Archive for odi interface

ODI 12c new features: Dimension and Cubes! Part 4 (Loading using Surrogate Keys)

Posted in Dimensions, ETL, ODI 12c, ODI Architecture, ODI Mapping, Oracle, Tips and Tricks with tags , , , , , on December 16, 2016 by RZGiampaoli

Hi guys how are you?

Today we’ll continue the dimension and cubes series (Part 1, Part2 and Part 3 here) and we’ll see how to load data using Surrogate keys.

After all the setting done in the last post, now the only thing left is to create the interfaces and map everything. For the Surrogate keys, the interface and the mapping are exactly the same as for no-surrogate version (as we can see in the previous posts) for both, dimensions and facts, what’s very nice.

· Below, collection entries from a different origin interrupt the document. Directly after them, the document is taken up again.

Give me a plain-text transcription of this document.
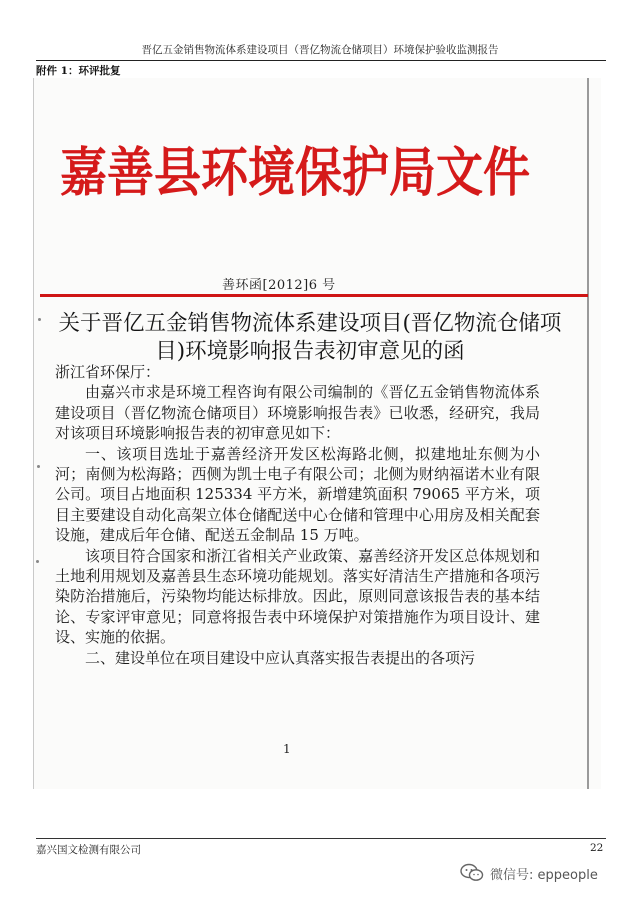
晋亿五金销售物流体系建设项目（晋亿物流仓储项目）环境保护验收监测报告
附件 1：环评批复
嘉善县环境保护局文件
善环函[2012]6 号
关于晋亿五金销售物流体系建设项目(晋亿物流仓储项目)环境影响报告表初审意见的函

浙江省环保厅：

由嘉兴市求是环境工程咨询有限公司编制的《晋亿五金销售物流体系建设项目（晋亿物流仓储项目）环境影响报告表》已收悉，经研究，我局对该项目环境影响报告表的初审意见如下：

一、该项目选址于嘉善经济开发区松海路北侧，拟建地址东侧为小河；南侧为松海路；西侧为凯士电子有限公司；北侧为财纳福诺木业有限公司。项目占地面积 125334 平方米，新增建筑面积 79065 平方米，项目主要建设自动化高架立体仓储配送中心仓储和管理中心用房及相关配套设施，建成后年仓储、配送五金制品 15 万吨。

该项目符合国家和浙江省相关产业政策、嘉善经济开发区总体规划和土地利用规划及嘉善县生态环境功能规划。落实好清洁生产措施和各项污染防治措施后，污染物均能达标排放。因此，原则同意该报告表的基本结论、专家评审意见；同意将报告表中环境保护对策措施作为项目设计、建设、实施的依据。

二、建设单位在项目建设中应认真落实报告表提出的各项污

1
嘉兴国文检测有限公司	22
微信号: eppeople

times-surrogate-interfaceThe interesting here is what he does behind the scenes. In the no-surrogate version ODI created one mapping for each hierarchy and in the end it merged everything together inside a table.

no-surrogate-time-operatorFor the Surrogate key version, ODI also generates one mapping for each hierarchy but the main difference is that after each one he merges it witch the others. This happens because he needs to get the surrogate key for each level.

time-surrogate-operator

For each level ODI automatically generates an insert into that level stage table verifying if all the columns does not exists in the target table (He does that to decrease the amount of data for the merge step since merge would insert or update everything and would take more time than necessary).

After the stage table is loaded the next step is to merge the stage table to the target table, and for that ODI just create a “Merge”: when match he updates the descriptions or attributes and when doesn’t match it inserts the new rows with the sequences for the SK.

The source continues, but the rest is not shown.